Note that this implementation is very specific to the architecture. Older CPUs and CPUs on mobile devices don’t have 256-bit wide registers and will crash (but they likely have 128-bit SIMD so the loop can still be split in 4 parts instead of 2), non-Intel CPUs have their own instruction sets for SIMD, and some computers even have different cache line size.

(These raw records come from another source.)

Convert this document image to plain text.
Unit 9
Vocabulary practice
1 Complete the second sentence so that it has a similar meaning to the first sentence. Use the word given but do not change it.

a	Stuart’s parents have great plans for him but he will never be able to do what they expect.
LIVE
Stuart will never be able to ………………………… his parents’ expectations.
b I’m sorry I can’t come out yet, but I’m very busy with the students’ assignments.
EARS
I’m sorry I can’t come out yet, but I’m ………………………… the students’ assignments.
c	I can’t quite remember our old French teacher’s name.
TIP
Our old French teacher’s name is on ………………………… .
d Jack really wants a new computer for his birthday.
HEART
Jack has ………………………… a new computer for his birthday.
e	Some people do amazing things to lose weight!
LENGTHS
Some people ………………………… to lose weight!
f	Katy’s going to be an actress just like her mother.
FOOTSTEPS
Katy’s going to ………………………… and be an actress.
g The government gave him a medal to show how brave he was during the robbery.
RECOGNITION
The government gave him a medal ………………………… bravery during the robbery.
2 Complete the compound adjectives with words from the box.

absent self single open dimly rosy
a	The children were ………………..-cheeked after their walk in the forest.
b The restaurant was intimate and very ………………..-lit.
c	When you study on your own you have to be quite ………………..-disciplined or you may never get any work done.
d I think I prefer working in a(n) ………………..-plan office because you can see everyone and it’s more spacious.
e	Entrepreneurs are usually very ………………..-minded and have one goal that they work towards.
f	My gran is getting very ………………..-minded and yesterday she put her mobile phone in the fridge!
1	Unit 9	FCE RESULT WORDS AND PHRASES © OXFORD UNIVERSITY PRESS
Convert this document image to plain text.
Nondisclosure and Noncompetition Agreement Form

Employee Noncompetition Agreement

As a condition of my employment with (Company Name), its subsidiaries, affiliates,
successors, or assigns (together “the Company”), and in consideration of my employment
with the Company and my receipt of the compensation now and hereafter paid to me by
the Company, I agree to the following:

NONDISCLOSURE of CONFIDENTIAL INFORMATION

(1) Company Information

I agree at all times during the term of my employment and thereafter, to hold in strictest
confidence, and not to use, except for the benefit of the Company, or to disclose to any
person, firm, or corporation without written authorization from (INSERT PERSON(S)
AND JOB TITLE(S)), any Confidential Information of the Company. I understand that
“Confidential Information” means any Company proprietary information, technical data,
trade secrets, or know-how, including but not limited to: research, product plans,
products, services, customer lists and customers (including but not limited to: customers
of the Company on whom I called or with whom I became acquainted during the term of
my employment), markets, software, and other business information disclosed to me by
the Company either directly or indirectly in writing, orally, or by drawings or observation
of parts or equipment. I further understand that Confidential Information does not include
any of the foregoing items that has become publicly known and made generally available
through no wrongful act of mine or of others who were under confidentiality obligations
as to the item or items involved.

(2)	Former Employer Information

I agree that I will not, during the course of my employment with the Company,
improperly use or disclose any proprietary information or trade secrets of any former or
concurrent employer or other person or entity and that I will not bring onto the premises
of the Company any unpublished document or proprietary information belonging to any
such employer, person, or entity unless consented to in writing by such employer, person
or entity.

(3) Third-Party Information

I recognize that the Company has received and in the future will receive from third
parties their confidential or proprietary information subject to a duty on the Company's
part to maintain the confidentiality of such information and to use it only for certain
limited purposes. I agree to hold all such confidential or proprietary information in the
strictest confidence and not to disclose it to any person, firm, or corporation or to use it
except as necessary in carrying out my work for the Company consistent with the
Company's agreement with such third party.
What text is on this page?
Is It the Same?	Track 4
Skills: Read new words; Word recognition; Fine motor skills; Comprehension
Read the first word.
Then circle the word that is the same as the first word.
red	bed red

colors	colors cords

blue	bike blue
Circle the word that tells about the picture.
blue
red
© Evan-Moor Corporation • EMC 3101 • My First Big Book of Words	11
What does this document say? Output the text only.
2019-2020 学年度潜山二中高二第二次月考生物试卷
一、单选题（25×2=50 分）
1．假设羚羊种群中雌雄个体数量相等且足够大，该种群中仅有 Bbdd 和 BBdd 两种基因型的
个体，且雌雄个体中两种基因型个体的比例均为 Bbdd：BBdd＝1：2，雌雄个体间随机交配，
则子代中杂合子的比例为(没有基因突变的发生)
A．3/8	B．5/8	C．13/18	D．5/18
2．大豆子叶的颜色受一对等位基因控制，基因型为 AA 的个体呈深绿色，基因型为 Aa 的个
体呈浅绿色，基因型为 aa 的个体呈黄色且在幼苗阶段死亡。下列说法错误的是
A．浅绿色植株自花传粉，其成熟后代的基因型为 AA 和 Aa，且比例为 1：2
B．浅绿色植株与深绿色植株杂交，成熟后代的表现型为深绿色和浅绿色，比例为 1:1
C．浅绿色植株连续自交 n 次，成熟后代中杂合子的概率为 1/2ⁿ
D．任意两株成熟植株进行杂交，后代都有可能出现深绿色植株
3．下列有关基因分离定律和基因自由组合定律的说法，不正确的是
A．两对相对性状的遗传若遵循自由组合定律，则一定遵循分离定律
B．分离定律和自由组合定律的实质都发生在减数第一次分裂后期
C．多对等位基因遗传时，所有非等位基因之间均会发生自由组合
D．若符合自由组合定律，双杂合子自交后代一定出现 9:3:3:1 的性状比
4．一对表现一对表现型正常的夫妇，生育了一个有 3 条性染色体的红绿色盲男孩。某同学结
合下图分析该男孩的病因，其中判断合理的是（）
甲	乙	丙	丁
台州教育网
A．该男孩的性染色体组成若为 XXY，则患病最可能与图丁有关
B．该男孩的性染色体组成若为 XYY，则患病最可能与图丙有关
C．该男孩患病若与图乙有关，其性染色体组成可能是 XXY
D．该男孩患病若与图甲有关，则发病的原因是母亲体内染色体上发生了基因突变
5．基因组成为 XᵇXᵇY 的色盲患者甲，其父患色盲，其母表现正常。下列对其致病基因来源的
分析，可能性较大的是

If you consider using SIMD a form of cheating (not sure if this qualifies as “comparison-based binary search” anymore), or running it on older hardware, or need to use it with a custom data type and don’t have too much time, try replacing `search`

with this simpler version:

```
int search(int x) {
int k = 0, res = INF;
while (k < nblocks) {
int mask = (1 << B);
for (int i = 0; i < B; i++)
mask |= (btree[k][i] >= x) << i;
int i = __builtin_ffs(mask) - 1;
if (i < B)
res = btree[k][i];
k = go(k, i);
}
return res;
}
```

It is ~30% slower (which is still quite good, because `std::lower_bound`

is ~600% slower), but it saves you from rewriting the comparator with SIMD by hand, which in most cases is totally doable, but requires some effort.